Si tratta di lavori che richiedono concentrazione e resistenza e, in molti casi, della durata di diverse ore ma, secondo quanto riportato da Linkiesta, la retribuzione per tali prestazioni sarebbe sproporzionata al ribasso. Per esempio, per Luminosity, performance del 1997, in cui Abramović siede in precario equilibrio su un sellino da bicicletta all’interno di un quadrato luminoso per trenta minuti, il pagamento proposto ammonterebbe a 30 euro lordi, mentre per Cleaning The Mirror, del 1995, durante la quale uno scheletro umano viene meticolosamente pulito per quattro ore, sono previsti 72 euro lordi. 
Ma i problemi sarebbero iniziati già a monte, a partire dalle selezioni. La call per il casting è stata lanciata lo scorso maggio e i provini, ai quali hanno partecipato performer provenienti da tutta Europa, sono durati tre giorni, dal 20 luglio, alla presenza dell’assistente personale di Abramović, Lynsey Peisinger. «Dopo numerosi rinvii – scrive Lidia Baratta, autrice dell’articolo – l’esito della selezione dei 35 performer viene comunicato solo il 26 agosto, a meno di un mese dall’apertura ufficiale della mostra e delle preview per stampa e operatori. Di paghe e monte orario si comincia a parlare solo a questo punto in un’email – che abbiamo avuto modo di visionare – in cui la Fondazione Palazzo Strozzi elenca le cifre previste per ciascuna performance. Senza specificare forme contrattuali, e senza prevedere diaria, rimborsi spese per il viaggio, né alcuna indennità». 
Le discussioni sulle condizioni contrattuali vanno avanti sempre via mail, con gli artisti che, a fine agosto, inviano anche una lettera collettiva nella quale sono specificate le loro richieste: «Ci saremmo aspettati che il totale netto mensile per ciascun performer impegnato raggiungesse i 1000 euro». Domenica, 2 settembre, la Fondazione comunica di aver deciso di concedere un rimborso spese mensile di 30 euro, «dando però un ultimatum agli artisti: la fondazione avrebbe escluso chi non rispondeva con una email di conferma entro le 18 di quel giorno», continua l’articolo. Ma una comunicazione del 4 settembre cambia ancora le carte in tavola: «Dopo aver analizzato le vostre richieste sotto l’aspetto della sostenibilità economica, essendo la Fondazione Palazzo Strozzi tenuta a rientrare all’interno di budget di spesa allocati, non possiamo purtroppo condividerle. Pertanto abbiamo ritenuto opportuno estendere l’applicazione del nostro contratto collettivo del Settore Terziario nelle forme del contratto a chiamata». 
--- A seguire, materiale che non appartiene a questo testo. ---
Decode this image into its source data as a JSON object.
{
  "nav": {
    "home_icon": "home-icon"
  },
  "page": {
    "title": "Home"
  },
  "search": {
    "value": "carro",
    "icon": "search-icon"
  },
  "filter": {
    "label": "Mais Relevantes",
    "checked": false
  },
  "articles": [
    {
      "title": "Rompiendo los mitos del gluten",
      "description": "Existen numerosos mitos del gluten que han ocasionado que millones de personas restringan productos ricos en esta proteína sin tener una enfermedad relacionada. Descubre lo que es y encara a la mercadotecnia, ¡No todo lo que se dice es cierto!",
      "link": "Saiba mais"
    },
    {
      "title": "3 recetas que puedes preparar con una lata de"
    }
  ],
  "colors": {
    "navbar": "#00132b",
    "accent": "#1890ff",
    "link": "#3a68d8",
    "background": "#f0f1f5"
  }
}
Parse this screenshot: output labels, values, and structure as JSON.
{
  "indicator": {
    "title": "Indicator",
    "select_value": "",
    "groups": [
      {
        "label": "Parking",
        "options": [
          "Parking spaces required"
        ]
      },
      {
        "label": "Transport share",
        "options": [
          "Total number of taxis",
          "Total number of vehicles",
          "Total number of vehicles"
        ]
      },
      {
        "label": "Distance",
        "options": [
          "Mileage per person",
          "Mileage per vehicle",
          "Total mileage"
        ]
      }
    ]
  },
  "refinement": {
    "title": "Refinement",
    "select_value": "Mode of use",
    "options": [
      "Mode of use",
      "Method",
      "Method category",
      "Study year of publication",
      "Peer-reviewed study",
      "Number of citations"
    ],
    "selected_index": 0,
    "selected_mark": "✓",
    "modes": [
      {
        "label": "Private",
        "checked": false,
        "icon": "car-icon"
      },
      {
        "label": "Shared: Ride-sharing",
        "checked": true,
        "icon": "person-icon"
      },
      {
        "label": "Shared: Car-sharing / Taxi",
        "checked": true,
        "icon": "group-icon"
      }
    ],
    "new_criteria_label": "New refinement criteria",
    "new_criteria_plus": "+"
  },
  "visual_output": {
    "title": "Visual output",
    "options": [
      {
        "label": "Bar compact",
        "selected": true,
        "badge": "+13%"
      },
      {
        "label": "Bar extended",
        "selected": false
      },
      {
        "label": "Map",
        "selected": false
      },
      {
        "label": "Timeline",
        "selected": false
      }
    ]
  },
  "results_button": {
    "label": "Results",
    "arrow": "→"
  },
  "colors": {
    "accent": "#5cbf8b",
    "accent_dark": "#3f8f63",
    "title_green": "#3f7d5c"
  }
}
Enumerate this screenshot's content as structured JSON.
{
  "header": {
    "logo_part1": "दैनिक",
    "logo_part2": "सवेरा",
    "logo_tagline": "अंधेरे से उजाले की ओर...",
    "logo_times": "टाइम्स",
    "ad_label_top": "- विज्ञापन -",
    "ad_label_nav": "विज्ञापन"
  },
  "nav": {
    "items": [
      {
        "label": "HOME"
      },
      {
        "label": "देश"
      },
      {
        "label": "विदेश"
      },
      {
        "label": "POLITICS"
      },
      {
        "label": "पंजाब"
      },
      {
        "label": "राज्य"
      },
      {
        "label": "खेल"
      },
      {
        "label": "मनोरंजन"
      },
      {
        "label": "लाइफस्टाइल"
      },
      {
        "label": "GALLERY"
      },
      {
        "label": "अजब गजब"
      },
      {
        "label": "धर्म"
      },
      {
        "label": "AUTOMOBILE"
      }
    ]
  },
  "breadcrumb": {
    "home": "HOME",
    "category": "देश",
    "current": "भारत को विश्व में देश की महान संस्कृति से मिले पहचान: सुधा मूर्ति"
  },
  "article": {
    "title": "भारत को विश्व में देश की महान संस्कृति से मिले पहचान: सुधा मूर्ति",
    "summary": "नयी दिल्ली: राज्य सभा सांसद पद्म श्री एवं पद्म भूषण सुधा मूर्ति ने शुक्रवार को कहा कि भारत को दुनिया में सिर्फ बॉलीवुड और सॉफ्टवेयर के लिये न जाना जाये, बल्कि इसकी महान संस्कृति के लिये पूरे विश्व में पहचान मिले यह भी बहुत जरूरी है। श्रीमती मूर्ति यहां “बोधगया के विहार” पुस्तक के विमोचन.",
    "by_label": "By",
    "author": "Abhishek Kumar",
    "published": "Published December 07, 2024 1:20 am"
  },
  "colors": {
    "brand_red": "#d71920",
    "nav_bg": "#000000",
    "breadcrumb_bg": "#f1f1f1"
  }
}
Si cambia anche per il rimborso viaggio, ritirando l’offerta precedente di 30 euro e avanzando un pagamento una tantum, a seconda che si arrivi dall’estero, dalla Toscana o da fuori regione. E a questo punto, non potendo assumere tutti gli artisti, c’è bisogno anche di una nuova scrematura e i 35 selezionati sono ancora in attesa di capire se dovranno presentarsi l’8 settembre a Firenze, per cominciare la settimana di training prevista prima di dare avvio alle prove. 
«Abbiamo partecipato al casting non per arricchirci, ma soprattutto per motivazioni umane e professionali», hanno dichiarato gli artisti a Linkiesta. «L’opportunità di ricevere come patrimonio l’esperienza di Marina Abramovic è incommensurabile, per questo abbiamo chiesto anche solo la paga minima. Ma siamo tutti professionisti, questo è il nostro lavoro e va rispettato. Di certo non è il clima che si saremmo aspettati per un’esperienza del genere, considerata la portata internazionale del progetto e il coinvolgimento di una fondazione che dichiara come sua mission quella di diffondere l’arte e la cultura. A quanto pare sulla pelle di chi la fa». 
Abbiamo contattato la Fondazione Palazzo Strozzi e siamo in attesa di una replica.